You’d think everything would go perfectly, right? Think again.

Four of my friends and I had already booked a trip to visit Italy and would not be returning until the day of Thanksgiving, so we had to reschedule the actual dinner. When we returned, my friend and I took an hour train ride to Den Haag to pick up a frozen turkey, and a big one at that. The bugger weighed 24 pounds and we took it on the train back to Rotterdam. Our meal being the next day, I volunteered to defrost the turkey. I don’t know if you know a lot about defrosting turkeys, but the best way is to leave it in the refrigerator for at least 2 days before the big day. We had about 20 hours. There is another way, which involves keeping the turkey in cool water for 9 hours, where you have to change the water every 30 minutes. So that was GOOD NEWS, we could have it defrosted just in time for dinner because it had to cook for 4 hours. The problem was, the defrosting process had to start at 2:30 in the morning, changing the water every 30 minutes, so I went ahead and set my alarms. Every 30 minutes, I would fall out of bed, drain the water, fill it up again, groggily get back in bed and fall asleep just in time for the next alarm. 9 hours later, I wrapped the thawed turkey up in a towel and brought it to my friends’ apartment where the oven was waiting, pre-heated. Turkey in the oven, I took a nap that would rival the kind of nap you take when you finish that big final.

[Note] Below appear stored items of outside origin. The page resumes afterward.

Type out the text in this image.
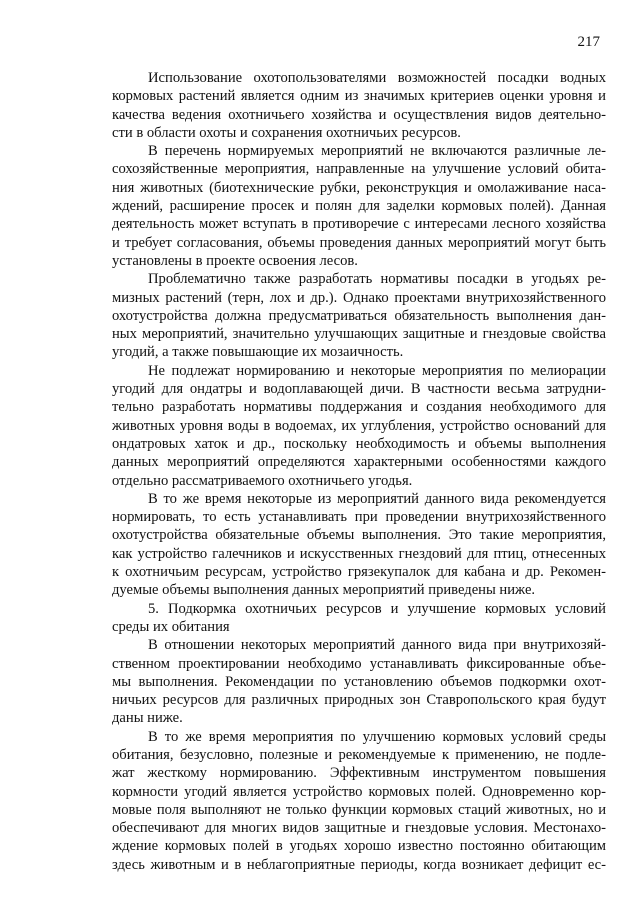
217
Использование охотопользователями возможностей посадки водных
кормовых растений является одним из значимых критериев оценки уровня и
качества ведения охотничьего хозяйства и осуществления видов деятельно-
сти в области охоты и сохранения охотничьих ресурсов.
В перечень нормируемых мероприятий не включаются различные ле-
сохозяйственные мероприятия, направленные на улучшение условий обита-
ния животных (биотехнические рубки, реконструкция и омолаживание наса-
ждений, расширение просек и полян для заделки кормовых полей). Данная
деятельность может вступать в противоречие с интересами лесного хозяйства
и требует согласования, объемы проведения данных мероприятий могут быть
установлены в проекте освоения лесов.
Проблематично также разработать нормативы посадки в угодьях ре-
мизных растений (терн, лох и др.). Однако проектами внутрихозяйственного
охотустройства должна предусматриваться обязательность выполнения дан-
ных мероприятий, значительно улучшающих защитные и гнездовые свойства
угодий, а также повышающие их мозаичность.
Не подлежат нормированию и некоторые мероприятия по мелиорации
угодий для ондатры и водоплавающей дичи. В частности весьма затрудни-
тельно разработать нормативы поддержания и создания необходимого для
животных уровня воды в водоемах, их углубления, устройство оснований для
ондатровых хаток и др., поскольку необходимость и объемы выполнения
данных мероприятий определяются характерными особенностями каждого
отдельно рассматриваемого охотничьего угодья.
В то же время некоторые из мероприятий данного вида рекомендуется
нормировать, то есть устанавливать при проведении внутрихозяйственного
охотустройства обязательные объемы выполнения. Это такие мероприятия,
как устройство галечников и искусственных гнездовий для птиц, отнесенных
к охотничьим ресурсам, устройство грязекупалок для кабана и др. Рекомен-
дуемые объемы выполнения данных мероприятий приведены ниже.
5. Подкормка охотничьих ресурсов и улучшение кормовых условий
среды их обитания
В отношении некоторых мероприятий данного вида при внутрихозяй-
ственном проектировании необходимо устанавливать фиксированные объе-
мы выполнения. Рекомендации по установлению объемов подкормки охот-
ничьих ресурсов для различных природных зон Ставропольского края будут
даны ниже.
В то же время мероприятия по улучшению кормовых условий среды
обитания, безусловно, полезные и рекомендуемые к применению, не подле-
жат жесткому нормированию. Эффективным инструментом повышения
кормности угодий является устройство кормовых полей. Одновременно кор-
мовые поля выполняют не только функции кормовых стаций животных, но и
обеспечивают для многих видов защитные и гнездовые условия. Местонахо-
ждение кормовых полей в угодьях хорошо известно постоянно обитающим
здесь животным и в неблагоприятные периоды, когда возникает дефицит ес-
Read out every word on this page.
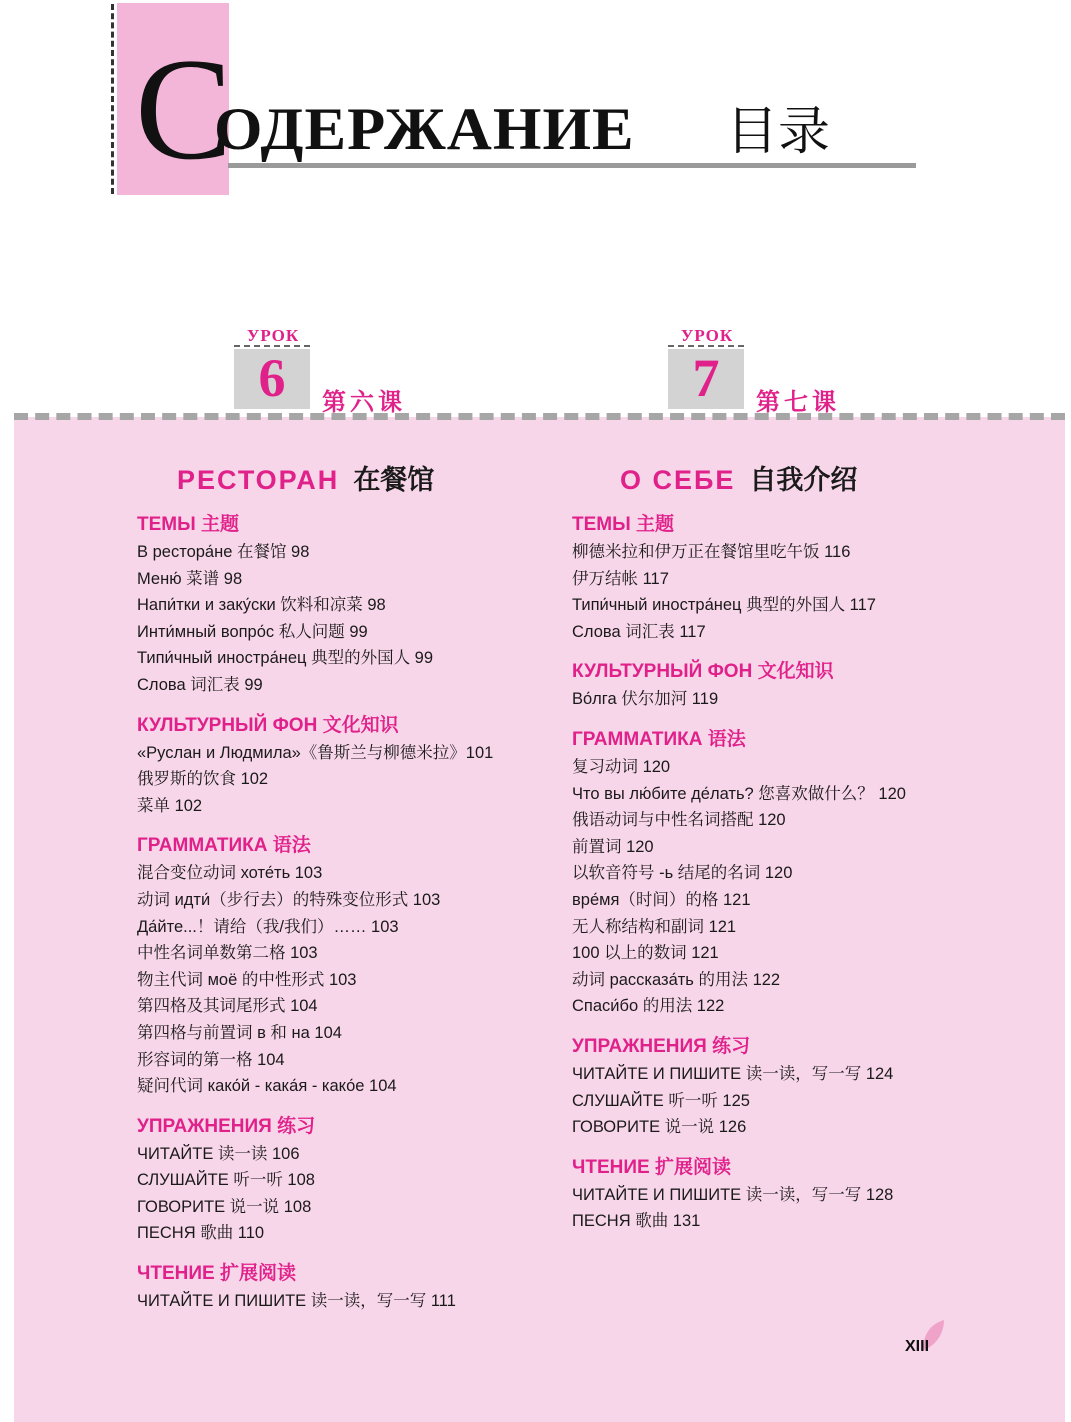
С
ОДЕРЖАНИЕ 目录
УРОК
6	第六课
УРОК
7	第七课
РЕСТОРАН 在餐馆
ТЕМЫ 主题
В рестора́не 在餐馆 98
Меню́ 菜谱 98
Напи́тки и заку́ски 饮料和凉菜 98
Инти́мный вопро́с 私人问题 99
Типи́чный иностра́нец 典型的外国人 99
Слова 词汇表 99
КУЛЬТУРНЫЙ ФОН 文化知识
«Руслан и Людмила»《鲁斯兰与柳德米拉》101
俄罗斯的饮食 102
菜单 102
ГРАММАТИКА 语法
混合变位动词 хоте́ть 103
动词 идти́（步行去）的特殊变位形式 103
Да́йте...！请给（我/我们）…… 103
中性名词单数第二格 103
物主代词 моё 的中性形式 103
第四格及其词尾形式 104
第四格与前置词 в 和 на 104
形容词的第一格 104
疑问代词 како́й - кака́я - како́е 104
УПРАЖНЕНИЯ 练习
ЧИТАЙТЕ 读一读 106
СЛУШАЙТЕ 听一听 108
ГОВОРИТЕ 说一说 108
ПЕСНЯ 歌曲 110
ЧТЕНИЕ 扩展阅读
ЧИТАЙТЕ И ПИШИТЕ 读一读，写一写 111
О СЕБЕ 自我介绍
ТЕМЫ 主题
柳德米拉和伊万正在餐馆里吃午饭 116
伊万结帐 117
Типи́чный иностра́нец 典型的外国人 117
Слова 词汇表 117
КУЛЬТУРНЫЙ ФОН 文化知识
Во́лга 伏尔加河 119
ГРАММАТИКА 语法
复习动词 120
Что вы лю́бите де́лать? 您喜欢做什么？ 120
俄语动词与中性名词搭配 120
前置词 120
以软音符号 -ь 结尾的名词 120
вре́мя（时间）的格 121
无人称结构和副词 121
100 以上的数词 121
动词 рассказа́ть 的用法 122
Спаси́бо 的用法 122
УПРАЖНЕНИЯ 练习
ЧИТАЙТЕ И ПИШИТЕ 读一读，写一写 124
СЛУШАЙТЕ 听一听 125
ГОВОРИТЕ 说一说 126
ЧТЕНИЕ 扩展阅读
ЧИТАЙТЕ И ПИШИТЕ 读一读，写一写 128
ПЕСНЯ 歌曲 131
XIII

We divided up the other aspects of the meal, from mashed potatoes to broccoli, from gravy to stuffing. Once the turkey was done, My friend and I had the challenge of bringing the fully cooked and steaming whole turkey to campus, which was about a 15 minute walk. This is when we channeled our inner Matt Damon in The Martian, we had to get real creative, real quick. We found a cleaning bucket, scrubbed and washed it, lined the inside with aluminum foil, put the turkey in a bag, put the bag in the bucket, and covered the whole thing with more and more aluminum foil. Great, we had a turkey transportation apparatus, let’s just walk outside and start the 15 minute walk to campus-BOOM. The rain and thunder started almost as soon as we walked out the door. Did we think to go back inside and get an umbrella? Did we think to go inside and even get a rain jacket for ourselves? No. We ran. With a turkey. In a bucket.

The meal turned out to be amazing, everybody had a blast, and the turkey stayed hot. What I took away from my Thanksgiving dinner was this: when everyone has a common goal and gets together to work toward that goal, some amazing things can happen.